The Department of Labor “fosters and promotes the welfare of the job seekers, wage earners, and retirees of the United States,” according to its Web site.
House Majority Leader Richard Gephardt, former House Democratic Whip David Bonior, Michigan Gov. Jennifer Granholm and George Miller, the House Education and Labor Committee leader, are the major names in the hat for Secretary of Labor, The New York Times Caucus Blog reports. Bedard’s chart narrows the choices to Gephardt and Bonior.

The name of Andy Stern has been bandied about for the Labor Secretary position as well. Stern, “perhaps the nation’s most visible labor leader,” is the president of the Service Employees International Union. The union boasts 1.8 million members and has one of the largest union growth rates in the country. The union lobbied for Obama more than did any other labor group; however, Stern has indicated that he does not want the job. There is also acrimony between Stern and the A.F.L.-C.I.O., and Democratic presidents tend to obtain A.F.L.-C.I.O support before choosing a Labor secretary.

Department of Transportation

The Department of Transportation’s responsibilities cover all forms of transportation. It “regulates safety in the aviation, motor carrier, railroad, mass transit, motor vehicle, maritime, commercial space, and pipeline transportation areas.”

Steve Heminger appears to be a leading candidate for the job of Transportation Secretary, according to PolitickerCA.com. Heminger is the executive director of the Bay Area’s Metropolitan Transportation Commission.
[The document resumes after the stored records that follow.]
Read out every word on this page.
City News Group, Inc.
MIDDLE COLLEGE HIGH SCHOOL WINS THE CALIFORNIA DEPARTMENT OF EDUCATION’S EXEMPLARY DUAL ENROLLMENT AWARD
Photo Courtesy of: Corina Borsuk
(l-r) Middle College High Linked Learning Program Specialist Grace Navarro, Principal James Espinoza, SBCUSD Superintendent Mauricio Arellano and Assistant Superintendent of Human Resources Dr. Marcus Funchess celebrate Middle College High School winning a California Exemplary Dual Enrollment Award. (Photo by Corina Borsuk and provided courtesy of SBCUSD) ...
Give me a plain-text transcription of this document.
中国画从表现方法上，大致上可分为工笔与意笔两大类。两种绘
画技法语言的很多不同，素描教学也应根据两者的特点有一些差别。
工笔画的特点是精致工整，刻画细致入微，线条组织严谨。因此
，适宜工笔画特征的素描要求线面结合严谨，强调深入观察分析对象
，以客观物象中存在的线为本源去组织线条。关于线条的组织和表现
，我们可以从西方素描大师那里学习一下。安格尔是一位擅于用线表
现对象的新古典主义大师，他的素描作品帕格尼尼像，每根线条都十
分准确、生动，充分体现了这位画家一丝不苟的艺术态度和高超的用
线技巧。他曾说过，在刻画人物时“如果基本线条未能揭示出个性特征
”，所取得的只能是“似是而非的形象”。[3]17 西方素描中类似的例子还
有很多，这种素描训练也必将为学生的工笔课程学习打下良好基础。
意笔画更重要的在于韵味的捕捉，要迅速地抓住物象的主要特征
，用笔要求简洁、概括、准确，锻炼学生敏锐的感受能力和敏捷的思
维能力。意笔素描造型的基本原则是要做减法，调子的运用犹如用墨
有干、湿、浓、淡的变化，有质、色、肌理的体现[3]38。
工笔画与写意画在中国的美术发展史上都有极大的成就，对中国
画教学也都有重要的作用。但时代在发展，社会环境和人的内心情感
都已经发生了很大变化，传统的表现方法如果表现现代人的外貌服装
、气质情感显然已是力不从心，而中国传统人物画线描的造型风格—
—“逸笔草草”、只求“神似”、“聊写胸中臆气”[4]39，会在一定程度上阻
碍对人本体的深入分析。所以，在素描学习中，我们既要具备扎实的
But there are a number of other names in the mix. Penn. Gov. Ed Rendell, House Transportation and Infrastructure Committee Chairman James L. Oberstar, Federal Aviation Administrator Jane Garvey, and Democratic Reps. Pete DeFazio and Earl Blumenauer of Oregon are also supposedly under consideration. Heminger, who holds a regional and not a federal role, may rise to the top because “transportation industry executives close to the Obama campaign” believe that the new administration will try to “put a new stamp on the new department” by avoiding Washington insiders, Pacific Shipper reports.